South Africans love the Springboks, but let’s face it, nobody else does. Out there, from Buenos Aires to Dublin to Brisbane, people see the Boks as brutal, boring and boorish. To some extent, this is only to be expected – as a rule in sport, supporters exaggerate the sins of their team’s rivals, especially if those rivals happen to be the reigning champions.
There are exceptions – phenomenal teams who have won millions of “neutral” fans beyond their borders and their domestic fan bases. Think of supra-nationally sexy institutions like the rugby All Blacks, the Brazilian national football side, the Ferrari F1 team, the cricket Windies in their 1980s heyday, Pep-era Barcelona, Klopp-era Liverpool, peak Wenger-era Arsenal. These are teams who play the game with a variable mix of brilliance, glamour and collective charm.
The Boks are never going to have that mix. Yes, they bring inspiring stories: the personal journeys of Siya Kolisi and Makazole Mapimpi, the difficult and passionate forging of a post-apartheid Bok rugby identity. And on the field itself, Cheslin Kolbe is arguably the most exciting runner in the game.
But if your project is led by Rassie Erasmus, a man who seems to derive genuine pleasure from being hated by his sporting adversaries, and if your team cherishes a long and noble tradition of moering opponents into submission (by fair means or foul), then projecting charisma beyond the fortress walls is off-brand. A game plan built on box kicks and rolling mauls is designed to win Tests, not hearts or minds.
And given that the Boks remain the champions of the world, who really gives a hoot about neutrals whining about their allegedly primitive tactics?
Well, the money men at SA Rugby headquarters do give a hoot – or at least, they should do. Because world rugby is now a content war, like any other kind of streamable or sponsorable entertainment – and win-at-all-costs, percentage-driven rugby is not “compelling content”, whether Rassie or Jacques Nienaber like it or not.
And if content is king, then money is emperor. Private equity firms have been piling into rugby union in the last couple of years, spending huge sums on stakes in joint ventures with major club and international leagues – the Six Nations sold a stake to CVC Capital Partners for close to £400-million, while the Pro14 club competition struck a similar deal with CVC for £120-million.
Down south, New Zealand Rugby recently sold equity in the All Blacks to another private equity firm, Silver Lake, for $134-million, while SA Rugby is reportedly on the verge of a deal with CVC.
A lot of that new money will go into stuff that makes the actual rugby better: infrastructure, player wages, data expertise, fitness advances. Maybe it’s already working – the steadily growing financial advantage held by European rugby over Antipodean rugby seemed visible on the pitch during the victories of the French and Irish over the All Blacks.
At one level, the private equity suits don’t care whether the ball gets air in the backline or stays with the pack. What they see in rugby – especially in the UK, Ireland, the US and France – is a steadily growing audience of affluent and loyal fans who will keep paying to watch the game – in the form of hard cash and adbreak attention – for decades to come.

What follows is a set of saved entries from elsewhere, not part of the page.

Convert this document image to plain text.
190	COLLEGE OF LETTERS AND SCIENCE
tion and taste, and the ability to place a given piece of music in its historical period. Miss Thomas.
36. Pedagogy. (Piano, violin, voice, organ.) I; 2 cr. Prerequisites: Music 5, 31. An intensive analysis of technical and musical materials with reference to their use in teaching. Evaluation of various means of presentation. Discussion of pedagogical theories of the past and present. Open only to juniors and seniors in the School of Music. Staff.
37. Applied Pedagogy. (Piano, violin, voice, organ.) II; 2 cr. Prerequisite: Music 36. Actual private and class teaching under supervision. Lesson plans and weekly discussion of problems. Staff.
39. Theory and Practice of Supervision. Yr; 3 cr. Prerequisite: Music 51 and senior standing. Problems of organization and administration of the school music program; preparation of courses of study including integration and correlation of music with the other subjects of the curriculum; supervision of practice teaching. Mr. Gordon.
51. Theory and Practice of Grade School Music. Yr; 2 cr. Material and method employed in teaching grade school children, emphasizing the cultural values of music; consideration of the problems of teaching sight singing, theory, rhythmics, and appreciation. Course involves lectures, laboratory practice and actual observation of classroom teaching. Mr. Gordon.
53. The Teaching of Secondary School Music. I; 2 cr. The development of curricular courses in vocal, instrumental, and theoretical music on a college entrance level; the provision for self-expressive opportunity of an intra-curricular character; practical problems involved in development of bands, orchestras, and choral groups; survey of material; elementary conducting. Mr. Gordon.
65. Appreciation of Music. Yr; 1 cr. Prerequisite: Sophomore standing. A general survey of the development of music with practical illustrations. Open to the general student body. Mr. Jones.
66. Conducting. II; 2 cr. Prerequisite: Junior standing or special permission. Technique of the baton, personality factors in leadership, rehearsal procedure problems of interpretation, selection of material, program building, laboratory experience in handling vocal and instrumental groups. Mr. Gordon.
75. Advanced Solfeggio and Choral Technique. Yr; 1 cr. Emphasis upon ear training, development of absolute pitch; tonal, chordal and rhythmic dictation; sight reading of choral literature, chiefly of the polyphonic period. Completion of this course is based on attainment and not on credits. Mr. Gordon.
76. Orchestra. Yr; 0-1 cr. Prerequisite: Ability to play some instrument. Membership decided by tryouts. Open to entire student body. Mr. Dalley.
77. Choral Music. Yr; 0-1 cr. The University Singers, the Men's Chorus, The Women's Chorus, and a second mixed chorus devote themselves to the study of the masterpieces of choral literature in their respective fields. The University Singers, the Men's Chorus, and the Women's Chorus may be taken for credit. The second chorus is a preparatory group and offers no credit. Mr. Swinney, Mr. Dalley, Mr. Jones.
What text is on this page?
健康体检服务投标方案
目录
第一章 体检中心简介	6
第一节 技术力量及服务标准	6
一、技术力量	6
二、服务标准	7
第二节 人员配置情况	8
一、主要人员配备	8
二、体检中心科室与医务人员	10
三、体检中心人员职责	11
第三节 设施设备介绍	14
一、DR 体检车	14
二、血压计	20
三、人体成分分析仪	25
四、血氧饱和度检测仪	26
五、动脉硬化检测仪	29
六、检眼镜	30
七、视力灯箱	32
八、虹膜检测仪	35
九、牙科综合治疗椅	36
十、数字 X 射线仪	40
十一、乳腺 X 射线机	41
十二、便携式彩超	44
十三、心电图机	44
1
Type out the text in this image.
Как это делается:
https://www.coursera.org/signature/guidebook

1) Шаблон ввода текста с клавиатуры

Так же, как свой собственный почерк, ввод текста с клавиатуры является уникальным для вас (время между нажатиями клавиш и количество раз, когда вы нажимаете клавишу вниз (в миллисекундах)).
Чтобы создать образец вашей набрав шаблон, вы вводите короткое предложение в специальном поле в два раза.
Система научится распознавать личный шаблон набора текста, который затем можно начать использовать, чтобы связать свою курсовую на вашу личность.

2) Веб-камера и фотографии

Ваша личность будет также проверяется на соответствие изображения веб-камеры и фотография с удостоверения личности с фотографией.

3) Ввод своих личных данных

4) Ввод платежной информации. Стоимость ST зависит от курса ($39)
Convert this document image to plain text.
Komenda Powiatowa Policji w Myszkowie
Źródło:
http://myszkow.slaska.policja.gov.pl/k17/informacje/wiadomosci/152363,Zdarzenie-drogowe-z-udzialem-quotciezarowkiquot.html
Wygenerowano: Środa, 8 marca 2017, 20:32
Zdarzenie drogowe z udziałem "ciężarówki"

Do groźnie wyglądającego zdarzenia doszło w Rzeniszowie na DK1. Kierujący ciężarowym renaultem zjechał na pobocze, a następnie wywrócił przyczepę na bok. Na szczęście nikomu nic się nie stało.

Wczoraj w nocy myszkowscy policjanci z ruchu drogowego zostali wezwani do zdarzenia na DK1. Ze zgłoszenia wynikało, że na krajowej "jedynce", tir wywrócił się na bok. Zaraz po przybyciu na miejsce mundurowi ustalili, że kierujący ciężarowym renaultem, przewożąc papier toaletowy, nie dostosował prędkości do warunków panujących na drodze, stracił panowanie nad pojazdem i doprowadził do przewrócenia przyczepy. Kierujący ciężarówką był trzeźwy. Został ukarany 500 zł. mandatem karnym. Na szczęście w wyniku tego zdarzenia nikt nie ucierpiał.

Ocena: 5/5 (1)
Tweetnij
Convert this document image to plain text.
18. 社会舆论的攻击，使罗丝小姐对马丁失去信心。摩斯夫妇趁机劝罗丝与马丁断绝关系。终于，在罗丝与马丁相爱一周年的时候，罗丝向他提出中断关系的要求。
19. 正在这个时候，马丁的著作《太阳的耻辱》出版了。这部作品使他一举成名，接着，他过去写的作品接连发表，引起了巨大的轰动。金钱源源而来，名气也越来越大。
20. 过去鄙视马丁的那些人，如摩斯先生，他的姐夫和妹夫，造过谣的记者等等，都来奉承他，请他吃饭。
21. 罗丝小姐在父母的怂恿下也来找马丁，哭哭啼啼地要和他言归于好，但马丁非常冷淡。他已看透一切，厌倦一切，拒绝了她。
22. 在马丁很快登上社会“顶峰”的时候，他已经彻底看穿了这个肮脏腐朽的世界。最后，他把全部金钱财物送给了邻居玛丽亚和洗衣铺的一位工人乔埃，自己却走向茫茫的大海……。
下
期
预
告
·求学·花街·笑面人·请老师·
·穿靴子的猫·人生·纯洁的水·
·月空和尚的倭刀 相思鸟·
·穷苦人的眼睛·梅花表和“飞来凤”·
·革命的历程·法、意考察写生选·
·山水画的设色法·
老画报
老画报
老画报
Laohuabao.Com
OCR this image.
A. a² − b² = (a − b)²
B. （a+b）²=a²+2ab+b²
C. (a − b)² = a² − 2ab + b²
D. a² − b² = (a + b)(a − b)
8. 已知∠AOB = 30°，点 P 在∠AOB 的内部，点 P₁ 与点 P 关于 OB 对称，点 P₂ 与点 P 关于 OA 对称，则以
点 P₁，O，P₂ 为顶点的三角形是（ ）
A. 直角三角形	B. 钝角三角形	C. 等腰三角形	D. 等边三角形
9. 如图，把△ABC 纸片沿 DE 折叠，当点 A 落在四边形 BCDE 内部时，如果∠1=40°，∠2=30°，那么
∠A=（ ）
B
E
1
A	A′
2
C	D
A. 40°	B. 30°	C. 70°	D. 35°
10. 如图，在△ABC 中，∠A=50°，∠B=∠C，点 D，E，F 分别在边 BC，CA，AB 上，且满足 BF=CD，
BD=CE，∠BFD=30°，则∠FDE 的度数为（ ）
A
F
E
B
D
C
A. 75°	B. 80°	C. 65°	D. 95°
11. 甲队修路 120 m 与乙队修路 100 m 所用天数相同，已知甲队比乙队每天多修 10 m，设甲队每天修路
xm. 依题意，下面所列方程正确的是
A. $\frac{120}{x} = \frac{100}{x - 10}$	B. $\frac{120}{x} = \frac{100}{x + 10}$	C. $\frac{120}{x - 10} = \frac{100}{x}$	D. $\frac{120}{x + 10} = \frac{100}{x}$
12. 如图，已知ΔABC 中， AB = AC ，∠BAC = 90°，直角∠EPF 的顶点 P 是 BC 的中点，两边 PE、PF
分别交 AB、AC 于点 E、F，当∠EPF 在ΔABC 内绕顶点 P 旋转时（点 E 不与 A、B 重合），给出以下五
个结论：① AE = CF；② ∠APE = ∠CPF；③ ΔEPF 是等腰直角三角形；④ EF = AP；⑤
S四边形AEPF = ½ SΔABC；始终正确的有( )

That means the private equity investors are all but guaranteed a solid return. Sports media rights are going to stay lucrative for the foreseeable future – first because live sport is what keeps the big TV networks afloat, and second, because pro sport is also an unusually safe bet in the streaming arena, compared to treacherously hit-and-miss programming such as TV drama. Because Barcelona will always be Barcelona. The All Blacks will always be the All Blacks. They will never lose the plot in their third season and get cancelled. Even a pandemic couldn’t break professional sport’s media-rights money tap – if anything, it opened the tap a bit more.
But there will be winners and losers. New Zealand Rugby has been pilloried by strategy experts for their failure to maximise the earning power of the All Blacks. With Silver Lake’s money and expertise, that failure will end soon.
The Boks need to compete. The South African side’s great start in the Pro14 arena suggests they made the right call in abandoning Super Rugby. But the green and gold is where the deepest potential lies. South Africa has more teenagers than New Zealand has people. We have a deep and sophisticated rugby culture. A genetic wealth of pace and power and guts and flair.
But to fully express all that human wealth, you need academies and scholarships and groundsmen and buses. To pay for all that, you need to be big in Japan and New York and Dubai and Toronto. And to be big all over the world, you do need to pass the ball.